Señor Fernando looked put out. “Whata you mean, da real thing?” he demanded. “They are nota da rushes. That is it… the whole caboodle… the finished film.”
“We did over thirty retakes,” said Paddington. “I lost count in the end.”
“Er… I don’t wish to sound over-critical,” said Mr Brown, “but…”
“You no like?” asked Fernando. “You are upset about your begonias?”
“Well, it’s not exactly that,” said Mr Brown. “What little we saw is beautifully made, I grant you, but it does seem to me it has what one might call a basic design fault.”
“The film? It hasa da basic design fault?” repeated Fernando. “What you mean, señor? A basic design fault?”
“Well,” said Mr Brown, taking a deep breath. “Shouldn’t Paddington be jumping over the hurdles rather than going underneath them.”
“Ah,” exclaimed Fernando. “You English. I knew when I first set eyes on you, Señor Brown, you are a da perfectionist at heart.”

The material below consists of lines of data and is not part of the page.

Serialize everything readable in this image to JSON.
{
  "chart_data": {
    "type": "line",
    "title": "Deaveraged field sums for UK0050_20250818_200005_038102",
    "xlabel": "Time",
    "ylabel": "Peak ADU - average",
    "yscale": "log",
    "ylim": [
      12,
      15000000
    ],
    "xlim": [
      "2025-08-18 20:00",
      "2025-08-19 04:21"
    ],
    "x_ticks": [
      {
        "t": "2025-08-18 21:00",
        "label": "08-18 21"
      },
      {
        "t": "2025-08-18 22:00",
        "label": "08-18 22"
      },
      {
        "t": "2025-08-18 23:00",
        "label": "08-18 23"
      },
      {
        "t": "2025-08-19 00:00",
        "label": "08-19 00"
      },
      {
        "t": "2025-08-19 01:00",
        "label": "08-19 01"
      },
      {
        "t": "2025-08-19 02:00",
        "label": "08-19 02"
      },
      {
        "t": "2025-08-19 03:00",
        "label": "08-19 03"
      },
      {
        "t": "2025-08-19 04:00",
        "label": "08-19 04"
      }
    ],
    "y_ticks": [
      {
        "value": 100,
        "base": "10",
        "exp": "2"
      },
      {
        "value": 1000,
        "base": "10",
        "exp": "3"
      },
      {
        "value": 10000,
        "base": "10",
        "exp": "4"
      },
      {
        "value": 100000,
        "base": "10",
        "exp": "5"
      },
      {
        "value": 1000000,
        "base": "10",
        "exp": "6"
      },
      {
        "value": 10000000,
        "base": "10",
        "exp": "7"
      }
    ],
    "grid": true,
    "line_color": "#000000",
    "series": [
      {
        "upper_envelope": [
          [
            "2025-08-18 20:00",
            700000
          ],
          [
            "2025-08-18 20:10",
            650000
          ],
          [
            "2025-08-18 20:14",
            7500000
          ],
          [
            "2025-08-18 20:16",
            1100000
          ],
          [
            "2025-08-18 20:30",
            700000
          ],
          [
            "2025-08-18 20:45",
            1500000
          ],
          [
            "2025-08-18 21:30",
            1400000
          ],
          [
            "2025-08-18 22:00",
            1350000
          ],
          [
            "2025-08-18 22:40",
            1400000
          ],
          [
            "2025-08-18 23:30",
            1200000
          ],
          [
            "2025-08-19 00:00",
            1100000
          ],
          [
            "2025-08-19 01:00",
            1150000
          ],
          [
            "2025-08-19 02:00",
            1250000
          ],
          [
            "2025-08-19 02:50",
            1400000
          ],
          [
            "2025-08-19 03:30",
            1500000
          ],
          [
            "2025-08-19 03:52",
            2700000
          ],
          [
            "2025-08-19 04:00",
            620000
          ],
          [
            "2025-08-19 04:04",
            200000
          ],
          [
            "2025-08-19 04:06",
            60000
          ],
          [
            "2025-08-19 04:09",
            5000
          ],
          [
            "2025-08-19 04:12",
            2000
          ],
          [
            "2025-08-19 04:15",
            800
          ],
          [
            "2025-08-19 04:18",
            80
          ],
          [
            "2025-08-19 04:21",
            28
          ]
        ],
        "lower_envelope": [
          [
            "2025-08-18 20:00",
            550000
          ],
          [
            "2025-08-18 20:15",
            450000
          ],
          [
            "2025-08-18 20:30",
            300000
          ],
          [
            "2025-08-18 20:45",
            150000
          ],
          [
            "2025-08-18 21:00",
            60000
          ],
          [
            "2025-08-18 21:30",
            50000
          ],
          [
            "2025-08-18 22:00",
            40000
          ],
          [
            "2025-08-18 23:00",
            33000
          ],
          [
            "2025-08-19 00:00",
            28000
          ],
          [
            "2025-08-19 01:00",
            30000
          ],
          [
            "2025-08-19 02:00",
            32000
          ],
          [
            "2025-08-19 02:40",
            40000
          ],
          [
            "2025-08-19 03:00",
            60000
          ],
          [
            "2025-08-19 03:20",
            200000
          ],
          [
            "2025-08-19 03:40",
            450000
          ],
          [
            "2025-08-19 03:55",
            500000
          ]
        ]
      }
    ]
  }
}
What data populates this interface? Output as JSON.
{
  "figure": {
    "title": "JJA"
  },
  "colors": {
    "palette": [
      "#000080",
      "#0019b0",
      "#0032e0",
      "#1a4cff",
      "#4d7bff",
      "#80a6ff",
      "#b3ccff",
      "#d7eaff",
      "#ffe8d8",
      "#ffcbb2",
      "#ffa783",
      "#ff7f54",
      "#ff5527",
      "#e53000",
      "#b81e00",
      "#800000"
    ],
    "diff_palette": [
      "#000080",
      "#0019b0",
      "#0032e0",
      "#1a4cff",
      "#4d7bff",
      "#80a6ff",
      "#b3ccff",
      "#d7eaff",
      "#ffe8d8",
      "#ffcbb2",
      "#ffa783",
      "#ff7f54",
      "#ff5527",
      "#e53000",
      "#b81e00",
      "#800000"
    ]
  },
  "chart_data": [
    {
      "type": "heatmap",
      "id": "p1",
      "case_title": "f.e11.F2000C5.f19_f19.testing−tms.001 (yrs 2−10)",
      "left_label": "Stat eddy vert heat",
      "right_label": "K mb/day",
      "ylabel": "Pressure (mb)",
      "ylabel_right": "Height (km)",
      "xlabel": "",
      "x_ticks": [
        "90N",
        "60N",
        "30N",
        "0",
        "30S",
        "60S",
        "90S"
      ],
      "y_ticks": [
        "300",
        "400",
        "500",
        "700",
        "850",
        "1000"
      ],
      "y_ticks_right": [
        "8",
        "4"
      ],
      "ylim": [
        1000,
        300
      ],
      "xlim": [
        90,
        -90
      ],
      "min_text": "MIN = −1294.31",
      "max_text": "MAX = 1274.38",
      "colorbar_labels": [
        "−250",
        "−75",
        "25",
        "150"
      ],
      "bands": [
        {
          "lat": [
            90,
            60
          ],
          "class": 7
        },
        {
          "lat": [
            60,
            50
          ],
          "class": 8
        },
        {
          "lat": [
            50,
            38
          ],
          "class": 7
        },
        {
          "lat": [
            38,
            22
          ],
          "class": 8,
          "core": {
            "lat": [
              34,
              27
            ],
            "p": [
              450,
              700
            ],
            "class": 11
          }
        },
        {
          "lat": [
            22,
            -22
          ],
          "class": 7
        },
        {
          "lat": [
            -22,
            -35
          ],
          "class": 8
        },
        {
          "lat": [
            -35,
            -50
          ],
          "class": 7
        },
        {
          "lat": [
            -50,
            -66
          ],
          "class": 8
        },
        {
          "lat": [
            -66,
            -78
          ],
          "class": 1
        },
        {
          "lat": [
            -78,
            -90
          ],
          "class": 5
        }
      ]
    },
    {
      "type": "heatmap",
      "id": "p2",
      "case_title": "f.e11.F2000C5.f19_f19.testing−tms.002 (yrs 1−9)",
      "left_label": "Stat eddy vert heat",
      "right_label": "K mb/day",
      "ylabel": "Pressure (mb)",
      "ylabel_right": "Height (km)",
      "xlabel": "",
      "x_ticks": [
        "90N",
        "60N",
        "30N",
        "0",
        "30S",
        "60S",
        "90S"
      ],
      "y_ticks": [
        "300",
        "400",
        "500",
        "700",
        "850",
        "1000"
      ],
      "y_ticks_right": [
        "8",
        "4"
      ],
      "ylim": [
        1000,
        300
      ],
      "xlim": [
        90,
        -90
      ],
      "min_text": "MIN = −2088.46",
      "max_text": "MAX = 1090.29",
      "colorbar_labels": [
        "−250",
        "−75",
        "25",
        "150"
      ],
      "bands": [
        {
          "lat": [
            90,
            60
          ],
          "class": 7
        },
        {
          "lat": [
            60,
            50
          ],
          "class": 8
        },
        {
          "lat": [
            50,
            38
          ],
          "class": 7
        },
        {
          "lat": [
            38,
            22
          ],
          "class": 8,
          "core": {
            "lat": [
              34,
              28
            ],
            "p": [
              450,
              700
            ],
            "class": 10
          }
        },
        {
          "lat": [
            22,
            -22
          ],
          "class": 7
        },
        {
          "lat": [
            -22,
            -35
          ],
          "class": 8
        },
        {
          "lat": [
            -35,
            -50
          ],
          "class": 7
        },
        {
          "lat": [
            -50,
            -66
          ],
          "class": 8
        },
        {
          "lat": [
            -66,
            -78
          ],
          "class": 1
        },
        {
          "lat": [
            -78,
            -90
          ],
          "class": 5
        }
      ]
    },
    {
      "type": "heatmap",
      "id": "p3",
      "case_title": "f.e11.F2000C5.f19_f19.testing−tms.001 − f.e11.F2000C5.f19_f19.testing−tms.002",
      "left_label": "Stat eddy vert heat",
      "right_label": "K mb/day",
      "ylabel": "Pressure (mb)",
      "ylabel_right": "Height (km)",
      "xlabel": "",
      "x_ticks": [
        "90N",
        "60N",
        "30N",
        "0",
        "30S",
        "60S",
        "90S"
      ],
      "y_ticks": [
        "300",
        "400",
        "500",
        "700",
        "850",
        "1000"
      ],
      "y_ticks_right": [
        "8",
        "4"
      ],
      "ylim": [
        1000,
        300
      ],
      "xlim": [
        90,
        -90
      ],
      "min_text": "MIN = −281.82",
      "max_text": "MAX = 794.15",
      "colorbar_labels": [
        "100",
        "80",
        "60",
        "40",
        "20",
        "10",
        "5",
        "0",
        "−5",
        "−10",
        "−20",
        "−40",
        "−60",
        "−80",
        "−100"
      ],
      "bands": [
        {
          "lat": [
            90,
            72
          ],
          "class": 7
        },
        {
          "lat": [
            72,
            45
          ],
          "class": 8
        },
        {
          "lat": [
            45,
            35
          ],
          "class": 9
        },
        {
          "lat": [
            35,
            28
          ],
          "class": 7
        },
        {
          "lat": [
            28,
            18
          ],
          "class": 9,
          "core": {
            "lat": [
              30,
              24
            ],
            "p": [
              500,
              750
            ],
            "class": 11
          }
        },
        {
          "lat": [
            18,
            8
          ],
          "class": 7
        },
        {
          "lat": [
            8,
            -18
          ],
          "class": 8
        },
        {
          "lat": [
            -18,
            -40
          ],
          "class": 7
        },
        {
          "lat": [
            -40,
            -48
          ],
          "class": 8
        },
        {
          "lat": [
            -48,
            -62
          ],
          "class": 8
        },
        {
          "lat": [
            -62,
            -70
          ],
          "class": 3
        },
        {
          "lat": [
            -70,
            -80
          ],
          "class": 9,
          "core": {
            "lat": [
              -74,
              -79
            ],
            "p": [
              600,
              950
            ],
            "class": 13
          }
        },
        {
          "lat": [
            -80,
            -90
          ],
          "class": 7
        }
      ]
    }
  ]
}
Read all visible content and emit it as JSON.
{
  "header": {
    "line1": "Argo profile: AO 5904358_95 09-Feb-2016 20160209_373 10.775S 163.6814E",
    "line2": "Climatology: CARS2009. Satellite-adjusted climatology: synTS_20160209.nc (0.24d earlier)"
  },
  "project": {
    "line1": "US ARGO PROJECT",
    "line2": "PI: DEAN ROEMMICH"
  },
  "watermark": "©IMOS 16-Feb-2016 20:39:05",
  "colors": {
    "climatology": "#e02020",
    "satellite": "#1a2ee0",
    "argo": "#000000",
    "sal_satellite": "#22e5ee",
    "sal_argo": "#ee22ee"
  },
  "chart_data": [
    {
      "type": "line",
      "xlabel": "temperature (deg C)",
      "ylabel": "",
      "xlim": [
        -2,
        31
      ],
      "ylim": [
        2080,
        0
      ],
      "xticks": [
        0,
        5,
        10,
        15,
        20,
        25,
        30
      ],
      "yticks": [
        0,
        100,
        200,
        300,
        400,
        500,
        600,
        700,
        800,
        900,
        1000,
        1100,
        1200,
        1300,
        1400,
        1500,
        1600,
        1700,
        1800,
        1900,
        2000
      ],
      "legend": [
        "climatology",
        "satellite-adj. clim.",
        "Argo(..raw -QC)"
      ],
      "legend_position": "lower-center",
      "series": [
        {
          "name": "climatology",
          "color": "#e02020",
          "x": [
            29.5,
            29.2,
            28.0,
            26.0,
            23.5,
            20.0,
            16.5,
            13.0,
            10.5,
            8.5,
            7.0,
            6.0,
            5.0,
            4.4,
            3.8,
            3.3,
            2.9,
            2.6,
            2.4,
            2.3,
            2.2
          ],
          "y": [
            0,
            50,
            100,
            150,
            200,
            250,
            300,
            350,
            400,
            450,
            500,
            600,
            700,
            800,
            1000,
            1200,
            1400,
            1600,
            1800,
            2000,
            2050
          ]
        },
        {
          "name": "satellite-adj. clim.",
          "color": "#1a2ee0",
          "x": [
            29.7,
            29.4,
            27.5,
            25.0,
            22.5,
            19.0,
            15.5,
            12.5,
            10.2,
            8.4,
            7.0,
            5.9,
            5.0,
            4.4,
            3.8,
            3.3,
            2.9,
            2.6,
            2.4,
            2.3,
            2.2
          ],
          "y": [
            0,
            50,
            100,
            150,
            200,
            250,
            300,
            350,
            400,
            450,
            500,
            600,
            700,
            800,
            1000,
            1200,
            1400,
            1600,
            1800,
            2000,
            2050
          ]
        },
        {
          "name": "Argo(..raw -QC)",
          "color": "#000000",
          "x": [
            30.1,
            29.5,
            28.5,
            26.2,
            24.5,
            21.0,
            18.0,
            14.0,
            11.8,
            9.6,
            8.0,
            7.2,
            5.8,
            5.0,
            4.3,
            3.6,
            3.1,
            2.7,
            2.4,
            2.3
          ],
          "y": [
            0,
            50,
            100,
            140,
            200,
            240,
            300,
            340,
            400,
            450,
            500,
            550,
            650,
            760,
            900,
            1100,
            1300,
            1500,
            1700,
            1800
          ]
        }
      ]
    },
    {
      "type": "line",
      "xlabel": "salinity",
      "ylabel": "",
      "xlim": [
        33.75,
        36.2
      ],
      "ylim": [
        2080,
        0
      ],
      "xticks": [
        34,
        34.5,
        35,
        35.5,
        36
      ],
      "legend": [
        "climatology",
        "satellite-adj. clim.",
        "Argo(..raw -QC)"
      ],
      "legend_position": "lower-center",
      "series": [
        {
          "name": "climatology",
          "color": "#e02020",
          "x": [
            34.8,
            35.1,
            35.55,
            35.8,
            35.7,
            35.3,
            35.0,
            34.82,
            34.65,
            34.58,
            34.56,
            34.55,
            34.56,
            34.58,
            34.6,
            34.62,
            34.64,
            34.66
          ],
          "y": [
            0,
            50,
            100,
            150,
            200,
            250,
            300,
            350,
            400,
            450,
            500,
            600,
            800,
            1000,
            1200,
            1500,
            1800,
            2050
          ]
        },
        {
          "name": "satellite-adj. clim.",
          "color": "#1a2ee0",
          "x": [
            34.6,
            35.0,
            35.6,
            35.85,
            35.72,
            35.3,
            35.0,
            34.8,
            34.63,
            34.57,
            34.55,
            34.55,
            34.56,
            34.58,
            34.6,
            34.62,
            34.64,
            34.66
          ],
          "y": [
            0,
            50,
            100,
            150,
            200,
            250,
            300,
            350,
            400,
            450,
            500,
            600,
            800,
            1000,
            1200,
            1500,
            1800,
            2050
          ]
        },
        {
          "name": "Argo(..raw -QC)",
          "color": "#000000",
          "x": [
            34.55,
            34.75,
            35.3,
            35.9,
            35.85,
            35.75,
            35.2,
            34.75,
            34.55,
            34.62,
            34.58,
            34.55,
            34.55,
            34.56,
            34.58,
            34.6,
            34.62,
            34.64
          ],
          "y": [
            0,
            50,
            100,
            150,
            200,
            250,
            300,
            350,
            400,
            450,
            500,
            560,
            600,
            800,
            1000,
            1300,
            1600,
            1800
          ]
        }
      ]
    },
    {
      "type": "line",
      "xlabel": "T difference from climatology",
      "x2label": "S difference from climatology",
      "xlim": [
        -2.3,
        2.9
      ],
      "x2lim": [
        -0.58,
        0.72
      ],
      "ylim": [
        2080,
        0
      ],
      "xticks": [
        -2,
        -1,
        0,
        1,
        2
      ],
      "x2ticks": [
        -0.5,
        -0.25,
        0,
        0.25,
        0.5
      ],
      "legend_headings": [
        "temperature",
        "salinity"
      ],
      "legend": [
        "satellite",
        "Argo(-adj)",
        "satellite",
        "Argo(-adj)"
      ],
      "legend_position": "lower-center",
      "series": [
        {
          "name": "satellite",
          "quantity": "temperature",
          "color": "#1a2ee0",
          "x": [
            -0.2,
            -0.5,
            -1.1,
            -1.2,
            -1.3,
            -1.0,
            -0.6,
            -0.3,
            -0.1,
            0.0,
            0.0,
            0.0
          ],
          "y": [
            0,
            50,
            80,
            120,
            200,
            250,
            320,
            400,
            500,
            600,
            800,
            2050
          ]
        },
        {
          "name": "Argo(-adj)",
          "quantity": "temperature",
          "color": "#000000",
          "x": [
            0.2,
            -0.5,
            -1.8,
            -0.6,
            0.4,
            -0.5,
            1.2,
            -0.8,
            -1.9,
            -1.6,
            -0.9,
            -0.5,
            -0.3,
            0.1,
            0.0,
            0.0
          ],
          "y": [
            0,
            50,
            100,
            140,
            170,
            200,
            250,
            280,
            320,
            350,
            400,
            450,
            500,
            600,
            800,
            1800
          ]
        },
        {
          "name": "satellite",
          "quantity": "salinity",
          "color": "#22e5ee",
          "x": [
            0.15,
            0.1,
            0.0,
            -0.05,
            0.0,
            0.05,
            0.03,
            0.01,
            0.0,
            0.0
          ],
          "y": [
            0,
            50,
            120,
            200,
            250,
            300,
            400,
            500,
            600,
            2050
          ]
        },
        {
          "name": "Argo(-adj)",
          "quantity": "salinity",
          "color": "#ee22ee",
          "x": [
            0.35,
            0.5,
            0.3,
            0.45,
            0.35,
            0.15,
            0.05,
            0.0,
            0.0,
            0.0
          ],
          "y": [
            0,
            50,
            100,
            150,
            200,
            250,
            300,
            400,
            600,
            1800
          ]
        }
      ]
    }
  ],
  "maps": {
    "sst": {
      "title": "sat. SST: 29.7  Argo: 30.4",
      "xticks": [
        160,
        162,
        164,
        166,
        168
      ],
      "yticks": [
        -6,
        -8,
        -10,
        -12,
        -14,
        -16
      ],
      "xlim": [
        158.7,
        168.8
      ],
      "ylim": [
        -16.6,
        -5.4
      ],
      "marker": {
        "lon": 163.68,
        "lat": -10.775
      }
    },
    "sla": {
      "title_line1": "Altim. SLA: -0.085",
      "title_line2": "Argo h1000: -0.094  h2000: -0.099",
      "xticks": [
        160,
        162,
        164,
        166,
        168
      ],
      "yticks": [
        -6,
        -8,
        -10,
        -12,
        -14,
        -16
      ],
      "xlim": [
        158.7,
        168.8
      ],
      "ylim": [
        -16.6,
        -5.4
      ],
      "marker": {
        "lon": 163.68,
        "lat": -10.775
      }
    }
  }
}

“I didn’t bang my head once, Mr Brown,” said Paddington. “I kept my hat on all the time, just in case.”
“Well,” said Mr Brown. “It isn’t so much that, but I strongly suspect other people may notice it too.”
“Just as a matter of interest,” said Judy. “What made you choose the hurdles?”
“Mr Gruber told me he was good at them when he was young,” said Paddington. “So I thought I might have a go.”
“Ask a silly question…” said Jonathan.
“All the same, it does seem a bit of a let down,” said Mrs Brown.
“The film is nota for general release,” said Fernando.